Dopo il Covid siamo ostaggio delle risse tra governatori. Un report frena il liberi tutti. Nelle prossime ore vertice decisivo a Palazzo Chigi

Sono ore cruciali queste per i rapporti fra il governo centrale e le regioni. Gli scontri e le differenze di vedute sulle strategie di contenimento della pandemia in questi mesi non sono mancati ma adesso, fra la diatriba sull’election day e le polemiche sulle riaperture tra regioni dopo il 3 giugno, siamo davvero arrivati al tutti contro tutti. La prima avvisaglia di terremoto si è avuta due giorni fa sulla possibile data delle prossime elezioni regionali, finita con una litigata molto accesa fra la titolare del Viminale Lamorgese e il governatore della Campania De Luca che, insieme a Zaia, Toti ed Emiliano avrebbe voluto anticipare il giorno delle consultazioni fissato per il 20 settembre, specie dopo un accordo faticosamente trovato in conferenza delle regioni con il ministro Boccia sulla data del 13 settembre che aveva messo d’accordo tutti.

Lo stesso Boccia che in questi ultimi giorni ha dovuto destreggiarsi fra altri fronti “caldi”, dalle polemiche sugli assistenti civici (anche in questo caso con le regioni schierate contro) e l’ultima querelle in ordine di tempo, cioè quella sul passaporto sanitario. Il suo maggiore sostenitore, il governatore leghista della Sardegna Christian Solinas, avrebbe voluto infatti chiedere una sorta di attestato di negatività al coronavirus ai turisti sbarcati sull’isola per le vacanze estive, seguito a ruota dal suo collega siciliano Nello Musumeci ma sulla fattibilità del progetto il ministro per gli Affari regionali è stato chiaro: “Rileggete l’articolo 120 della Costituzione: una regione non può adottare provvedimenti che ostacolino la libera circolazione delle persone. Se tutte le regioni ripartono, ripartono senza distinzioni sul profilo dei cittadini di ogni regione, la distinzione tra cittadini di una città rispetto all’altra non è prevista, se siamo sani ci muoviamo. Diverso è prevedere una fase di quarantena, ma non siamo in quella condizione. E anche in quel caso ci vuole un accordo tra le parti”.

Sembra aver capito l’antifona il governatore siciliano che, ieri in giornata dopo un’aspra polemica a distanza col sindaco di Milano Beppe Sala affida ad una nota la rettifica: “L’amico Sala se vuole venire in Sicilia, con piacere: non gli chiederemo alcuna patente, neppure quella dell’auto. Chiunque vorrà venire in Sicilia rispettando protocollo sicurezza sarà il benvenuto”. In realtà la sua richiesta era stata molto esplicita: “A chi arriva in Sicilia chiederemo garanzie sullo stato di salute, informazioni sulla situazione familiare a proposito di malattie e virus e altre notizie.
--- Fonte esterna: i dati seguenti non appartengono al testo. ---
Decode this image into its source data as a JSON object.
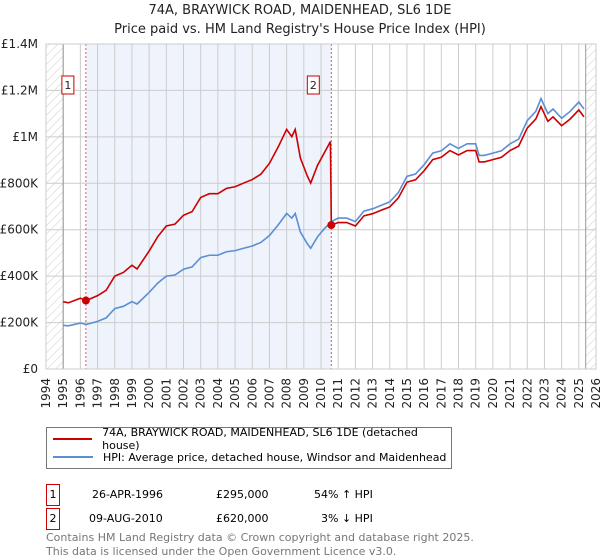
{
  "chart_data": {
    "type": "line",
    "title": "74A, BRAYWICK ROAD, MAIDENHEAD, SL6 1DE",
    "subtitle": "Price paid vs. HM Land Registry's House Price Index (HPI)",
    "xlim": [
      1994,
      2026
    ],
    "ylim": [
      0,
      1400000
    ],
    "y_ticks": [
      0,
      200000,
      400000,
      600000,
      800000,
      1000000,
      1200000,
      1400000
    ],
    "y_tick_labels": [
      "£0",
      "£200K",
      "£400K",
      "£600K",
      "£800K",
      "£1M",
      "£1.2M",
      "£1.4M"
    ],
    "x_tick_labels": [
      "1994",
      "1995",
      "1996",
      "1997",
      "1998",
      "1999",
      "2000",
      "2001",
      "2002",
      "2003",
      "2004",
      "2005",
      "2006",
      "2007",
      "2008",
      "2009",
      "2010",
      "2011",
      "2012",
      "2013",
      "2014",
      "2015",
      "2016",
      "2017",
      "2018",
      "2019",
      "2020",
      "2021",
      "2022",
      "2023",
      "2024",
      "2025",
      "2026"
    ],
    "grid": true,
    "shaded_range": [
      1996.32,
      2010.6
    ],
    "hatched_ranges": [
      [
        1994,
        1995
      ],
      [
        2025.4,
        2026
      ]
    ],
    "series": [
      {
        "name": "74A, BRAYWICK ROAD, MAIDENHEAD, SL6 1DE (detached house)",
        "color": "#cc0000",
        "x": [
          1995,
          1995.3,
          1996,
          1996.32,
          1996.5,
          1997,
          1997.5,
          1998,
          1998.5,
          1999,
          1999.3,
          2000,
          2000.5,
          2001,
          2001.5,
          2002,
          2002.5,
          2003,
          2003.5,
          2004,
          2004.5,
          2005,
          2005.5,
          2006,
          2006.5,
          2007,
          2007.5,
          2008,
          2008.3,
          2008.5,
          2008.8,
          2009.2,
          2009.4,
          2009.8,
          2010.2,
          2010.55,
          2010.6,
          2011,
          2011.5,
          2012,
          2012.5,
          2013,
          2013.5,
          2014,
          2014.5,
          2015,
          2015.5,
          2016,
          2016.5,
          2017,
          2017.5,
          2018,
          2018.5,
          2019,
          2019.2,
          2019.5,
          2020,
          2020.5,
          2021,
          2021.5,
          2022,
          2022.5,
          2022.8,
          2023.2,
          2023.5,
          2024,
          2024.5,
          2025,
          2025.3
        ],
        "y": [
          290000,
          285000,
          305000,
          295000,
          300000,
          316000,
          339000,
          400000,
          416000,
          447000,
          431000,
          508000,
          570000,
          616000,
          624000,
          662000,
          678000,
          739000,
          755000,
          755000,
          778000,
          785000,
          801000,
          816000,
          839000,
          886000,
          955000,
          1032000,
          1001000,
          1032000,
          909000,
          832000,
          801000,
          878000,
          932000,
          980000,
          620000,
          631000,
          631000,
          616000,
          660000,
          669000,
          684000,
          698000,
          737000,
          805000,
          815000,
          854000,
          902000,
          912000,
          941000,
          922000,
          941000,
          941000,
          892000,
          892000,
          902000,
          912000,
          941000,
          960000,
          1038000,
          1077000,
          1130000,
          1067000,
          1086000,
          1048000,
          1077000,
          1116000,
          1086000
        ]
      },
      {
        "name": "HPI: Average price, detached house, Windsor and Maidenhead",
        "color": "#5b8fd4",
        "x": [
          1995,
          1995.3,
          1996,
          1996.32,
          1996.5,
          1997,
          1997.5,
          1998,
          1998.5,
          1999,
          1999.3,
          2000,
          2000.5,
          2001,
          2001.5,
          2002,
          2002.5,
          2003,
          2003.5,
          2004,
          2004.5,
          2005,
          2005.5,
          2006,
          2006.5,
          2007,
          2007.5,
          2008,
          2008.3,
          2008.5,
          2008.8,
          2009.2,
          2009.4,
          2009.8,
          2010.2,
          2010.55,
          2010.6,
          2011,
          2011.5,
          2012,
          2012.5,
          2013,
          2013.5,
          2014,
          2014.5,
          2015,
          2015.5,
          2016,
          2016.5,
          2017,
          2017.5,
          2018,
          2018.5,
          2019,
          2019.2,
          2019.5,
          2020,
          2020.5,
          2021,
          2021.5,
          2022,
          2022.5,
          2022.8,
          2023.2,
          2023.5,
          2024,
          2024.5,
          2025,
          2025.3
        ],
        "y": [
          188000,
          186000,
          198000,
          192000,
          195000,
          205000,
          220000,
          260000,
          270000,
          290000,
          280000,
          330000,
          370000,
          400000,
          405000,
          430000,
          440000,
          480000,
          490000,
          490000,
          505000,
          510000,
          520000,
          530000,
          545000,
          575000,
          620000,
          670000,
          650000,
          670000,
          590000,
          540000,
          520000,
          570000,
          605000,
          630000,
          635000,
          650000,
          650000,
          635000,
          680000,
          690000,
          705000,
          720000,
          760000,
          830000,
          840000,
          880000,
          930000,
          940000,
          970000,
          950000,
          970000,
          970000,
          920000,
          920000,
          930000,
          940000,
          970000,
          990000,
          1070000,
          1110000,
          1165000,
          1100000,
          1120000,
          1080000,
          1110000,
          1150000,
          1120000
        ]
      }
    ],
    "markers": [
      {
        "label": "1",
        "x": 1996.32,
        "y": 295000
      },
      {
        "label": "2",
        "x": 2010.6,
        "y": 620000
      }
    ]
  },
  "legend": {
    "red": "74A, BRAYWICK ROAD, MAIDENHEAD, SL6 1DE (detached house)",
    "blue": "HPI: Average price, detached house, Windsor and Maidenhead"
  },
  "transactions": [
    {
      "num": "1",
      "date": "26-APR-1996",
      "price": "£295,000",
      "hpi": "54% ↑ HPI"
    },
    {
      "num": "2",
      "date": "09-AUG-2010",
      "price": "£620,000",
      "hpi": "3% ↓ HPI"
    }
  ],
  "footer": {
    "line1": "Contains HM Land Registry data © Crown copyright and database right 2025.",
    "line2": "This data is licensed under the Open Government Licence v3.0."
  }
}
Nelle prossime ore decideremo che cosa deve presentare un turista lombardo o di altra provenienza”. Subito si era smarcato dal governatore il commissario dell’Azienda servizi municipalizzati (Asm) di Taormina Antonio Fiumefreddo: “Il sindaco Sala e con lui tutti i milanesi e lombardi saranno i benvenuti a Taormina. Non servono inquietanti patenti sanitarie”.

Altro fronte aperto quello fra la Regione Lombardia, che con il suo presidente Attilio Fontana (nella foto) pressa il Governo per riaprire il 3 giugno portando a sostegno gli ultimi dati, e la Fondazione Gimbe. Il suo presidente Nino Cartabellotta ha infatti espresso notevoli perplessità sulla possibile apertura agli spostamenti dei lombardi, tanto da “guadagnarsi” una querela da parte della Regione stessa che, si legge in una nota, afferma si tratti di “un atto inevitabile, dopo quanto affermato dal presidente della fondazione che, parlando dei dati sanitari della Lombardia, ha dichiarato, fra l’altro, che si combinano dei magheggi sui numeri”. Insomma, il summit decisivo atteso nelle prossime ore a Palazzo Chigi per sbrogliare l’intricata matassa della riapertura della mobilità tra le varie parti d’Italia si annuncia alquanto movimentato.